Cancers killed 30,000 in Portugal in 2020: more than 4 times more than Covid

It has taken World Cancer Day (today) for newspapers in Portugal to concede that cancers are killing more than four times as many people as Covid-19.

With the nation’s focus almost totally on ‘the virus’ these days, the latest report on cancer investigation by the World Health Organisation (WHO) has shown that in 2020 (on the last day of which there had been less than 7000 deaths nationally), over 30,000 Portuguese died of different forms of cancer.

During the pandemic’s first tumultuous year, 60,467 people received cancer diagnoses. This may sound a lot, but it is 25% ‘down’ statistically, leading to an alert this morning by Ana Raimundo, president of the Portuguese Society of Oncology, that people ‘need to remember there are other illnesses’ with the potential to kill beyond Covid-19.

Vítor Rodrigues, president of Portugal’s League Against Cancer, is convinced the country is about to witness a “wave of late diagnoses” due in part to people’s fears to go to hospitals during the pandemic, but also because of the lack of routine healthcare and screening initiatives over the last 12 months.

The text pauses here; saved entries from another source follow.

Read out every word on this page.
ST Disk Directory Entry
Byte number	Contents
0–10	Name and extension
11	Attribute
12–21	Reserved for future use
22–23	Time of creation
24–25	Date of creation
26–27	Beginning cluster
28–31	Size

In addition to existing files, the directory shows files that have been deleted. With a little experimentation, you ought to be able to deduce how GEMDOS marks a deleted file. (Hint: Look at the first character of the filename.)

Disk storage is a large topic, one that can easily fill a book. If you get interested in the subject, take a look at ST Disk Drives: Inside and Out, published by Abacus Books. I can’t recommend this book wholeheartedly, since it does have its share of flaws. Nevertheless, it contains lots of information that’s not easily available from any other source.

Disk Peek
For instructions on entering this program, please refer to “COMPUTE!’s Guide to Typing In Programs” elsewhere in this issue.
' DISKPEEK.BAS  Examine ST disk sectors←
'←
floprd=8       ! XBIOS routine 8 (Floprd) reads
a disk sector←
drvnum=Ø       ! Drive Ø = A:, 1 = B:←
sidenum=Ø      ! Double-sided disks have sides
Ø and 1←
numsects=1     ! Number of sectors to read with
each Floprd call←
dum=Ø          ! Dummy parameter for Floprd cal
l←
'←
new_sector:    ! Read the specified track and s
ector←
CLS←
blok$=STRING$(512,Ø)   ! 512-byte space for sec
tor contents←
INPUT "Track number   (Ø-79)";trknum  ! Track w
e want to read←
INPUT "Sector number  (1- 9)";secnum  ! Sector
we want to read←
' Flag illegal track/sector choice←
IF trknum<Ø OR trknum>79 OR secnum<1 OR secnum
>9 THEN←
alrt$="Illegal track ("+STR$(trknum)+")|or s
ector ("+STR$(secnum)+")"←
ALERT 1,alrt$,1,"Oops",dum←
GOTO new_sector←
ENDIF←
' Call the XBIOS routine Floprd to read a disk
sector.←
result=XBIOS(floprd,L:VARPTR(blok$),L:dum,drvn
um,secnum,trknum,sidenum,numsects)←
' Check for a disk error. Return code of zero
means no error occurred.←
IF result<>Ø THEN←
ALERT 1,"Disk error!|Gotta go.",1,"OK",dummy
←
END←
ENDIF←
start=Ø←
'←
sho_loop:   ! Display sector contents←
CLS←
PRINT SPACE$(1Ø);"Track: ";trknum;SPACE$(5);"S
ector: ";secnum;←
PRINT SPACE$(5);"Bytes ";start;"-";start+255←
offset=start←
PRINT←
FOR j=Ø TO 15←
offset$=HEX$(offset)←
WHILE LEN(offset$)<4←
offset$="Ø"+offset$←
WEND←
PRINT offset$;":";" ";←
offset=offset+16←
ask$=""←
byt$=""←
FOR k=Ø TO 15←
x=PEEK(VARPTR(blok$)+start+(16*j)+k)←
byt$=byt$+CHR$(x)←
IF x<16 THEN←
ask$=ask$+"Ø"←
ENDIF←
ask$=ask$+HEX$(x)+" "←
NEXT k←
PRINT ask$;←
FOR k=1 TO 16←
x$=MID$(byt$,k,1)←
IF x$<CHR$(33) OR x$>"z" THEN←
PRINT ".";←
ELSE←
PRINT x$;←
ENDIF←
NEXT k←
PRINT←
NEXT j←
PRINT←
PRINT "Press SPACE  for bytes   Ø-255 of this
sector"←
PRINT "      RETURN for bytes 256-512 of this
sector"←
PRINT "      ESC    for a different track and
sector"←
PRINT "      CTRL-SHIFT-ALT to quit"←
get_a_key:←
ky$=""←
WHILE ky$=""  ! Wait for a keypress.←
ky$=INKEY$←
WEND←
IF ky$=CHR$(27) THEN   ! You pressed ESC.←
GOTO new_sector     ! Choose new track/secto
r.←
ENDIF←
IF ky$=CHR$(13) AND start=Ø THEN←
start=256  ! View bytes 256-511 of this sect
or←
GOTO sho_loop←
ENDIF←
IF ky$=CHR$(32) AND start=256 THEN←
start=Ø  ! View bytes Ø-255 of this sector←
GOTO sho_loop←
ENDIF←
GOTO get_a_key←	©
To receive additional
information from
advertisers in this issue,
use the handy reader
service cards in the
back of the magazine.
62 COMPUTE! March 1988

“Colorectal exams are very behind”, he told Correio da Manhã. “So are those for cancer of the womb, the lungs, the liver and the pancreas”.

Authorities “must prepare” for these services to be reinstated, he said,  “because these cases will overlap otherwise with diagnoses made in time” – causing huge pressure on oncological services.

According to WHO data, 169,550 Portuguese are living with cancers, while 25% of the population “runs the risk of developing cancer before the age of 75”. Ten per cent of these cases will be fatal.

Says Vítor Rodrigues, in absolute terms, cancers in Portugal are increasing by 3% every year, largely due to increased longevity.

In an interview today with Público, António Parreira, clinical director of the Champalimaud Centre has added his voice to warnings, saying: “We are going to return to the types of advanced cancers that we haven’t seen in decades”.  

In short, say the experts, it’s time to widen the health focus again before the collateral damage of the pandemic becomes much more of a monster than Covid-19 itself.